What types of challenges, if any, have you experienced as a woman in fleet?
I can probably think for a while and come up with more, but the main thing that it really boils down to is you don’t see women in this position very often. People tend to judge because you’re right there on the floor, managing this department, yet you never pick up a wrench.
So, there can be the expectation that if you’re going to oversee this department day to day, you better know how to take out an oil filter or check oil. Or, you should know what kind of oil a rear differential is going to take. You should know these things.
But that’s just the stereotype. When you look at it, that’s why you surround yourself with people who make you and the department look good because you put all those people in place.
Look at the CEO of a business or an owner of an automotive dealership. Generally, these people have not come from wrenching in a garage. They’ve come from different experiences in looking at the business side of things.
Some people think that a woman doesn’t have the capacity to know what it’s going to take to manage people on the floor when you don’t do the type of work they do. But I completely disagree.

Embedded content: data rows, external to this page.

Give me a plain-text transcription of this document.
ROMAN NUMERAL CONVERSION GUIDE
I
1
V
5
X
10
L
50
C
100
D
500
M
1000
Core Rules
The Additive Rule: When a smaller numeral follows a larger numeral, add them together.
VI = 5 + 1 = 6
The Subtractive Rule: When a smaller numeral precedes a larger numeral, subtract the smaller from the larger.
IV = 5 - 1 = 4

No, I can’t take out a transmission and bench test it or bench build it. When you’ve got a good relationship with your employees, they’re going to be honest with you and guide you to what you need to do that will be best for the employee, the member and your business.
What advice do you have for other women in fleet on how they can flourish in what is still a male-dominated industry?
If people don’t trust you or aren’t going to give you that respect, I say just take a deep breath and show them what you can do. And if you don’t know something, never act like you do. We don’t know everything. Just say, “I don’t know,” but make sure that you’re going to find out and follow through on things. And, most importantly, build yourself a good team.
You’re going to get kicked down. You’re going to get questioned. But prove yourself, and most people will end up having such great respect for you.